Arrhythmia Vulnerability in Diabetic Cardiac Tissue is Species-Dependent: Effects of I KATP , Uncoupling, and Connexin Lateralization.

Amongst the complications of diabetes is arrhythmia, the risk of which depends on multiple factors. This study was designed to investigate several factors, including the effects of ATP-sensitive potassium current, lateralized connexins, and gap junction uncoupling. ATP-sensitive potassium channel (I KATP ) opening is caused by ischemia, which can occur in diabetic or non-diabetic hearts. I KATP opening was simulated in this work to determine if the risk of ischemia-induced arrhythmias is affected by diabetes.

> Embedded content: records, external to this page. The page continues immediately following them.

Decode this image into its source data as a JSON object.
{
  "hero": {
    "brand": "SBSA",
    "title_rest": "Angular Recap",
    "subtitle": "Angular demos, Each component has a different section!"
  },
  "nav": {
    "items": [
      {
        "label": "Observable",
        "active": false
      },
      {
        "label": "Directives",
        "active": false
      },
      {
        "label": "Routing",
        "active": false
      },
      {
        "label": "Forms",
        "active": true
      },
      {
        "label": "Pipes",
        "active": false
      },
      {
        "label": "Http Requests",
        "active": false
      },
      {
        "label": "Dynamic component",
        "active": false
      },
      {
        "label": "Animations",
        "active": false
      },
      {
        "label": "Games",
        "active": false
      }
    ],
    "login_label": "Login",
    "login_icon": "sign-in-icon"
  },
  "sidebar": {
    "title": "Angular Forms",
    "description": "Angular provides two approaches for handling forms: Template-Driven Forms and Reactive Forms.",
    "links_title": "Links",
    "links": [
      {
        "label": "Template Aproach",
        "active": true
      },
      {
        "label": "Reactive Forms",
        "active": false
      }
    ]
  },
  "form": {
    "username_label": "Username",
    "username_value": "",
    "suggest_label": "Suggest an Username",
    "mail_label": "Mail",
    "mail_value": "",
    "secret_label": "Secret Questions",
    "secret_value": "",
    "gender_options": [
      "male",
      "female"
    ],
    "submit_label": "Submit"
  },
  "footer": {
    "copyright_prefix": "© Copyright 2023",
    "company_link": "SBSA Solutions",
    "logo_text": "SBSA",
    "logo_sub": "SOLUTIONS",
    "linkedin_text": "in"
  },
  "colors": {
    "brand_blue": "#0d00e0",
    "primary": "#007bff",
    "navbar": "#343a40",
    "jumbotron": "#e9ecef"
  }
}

Simulations were performed using healthy and diabetic models of rat and rabbit ventricle. Results showed that the diabetic rat model is less vulnerable to reentrant arrhythmia than the healthy rat model. The diabetic rabbit model was more vulnerable to reentrant arrhythmia than the healthy rabbit model. In both rabbit models, the vulnerability increased as the gap junctional coupling decreased. Opening of I KATP resulted in larger window of vulnerability. Conduction reserve was simulated based on 1D simulations for both rat and rabbit models. There was no difference between rat and rabbit conduction reserve. Our results showed that the simulation results are model-dependent, i.e., results from the rabbit model are similar to human clinical data, while the results from the rat model contradict human clinical observations, suggesting a significant species-dependence in arrhythmia vulnerability in the diabetic heart.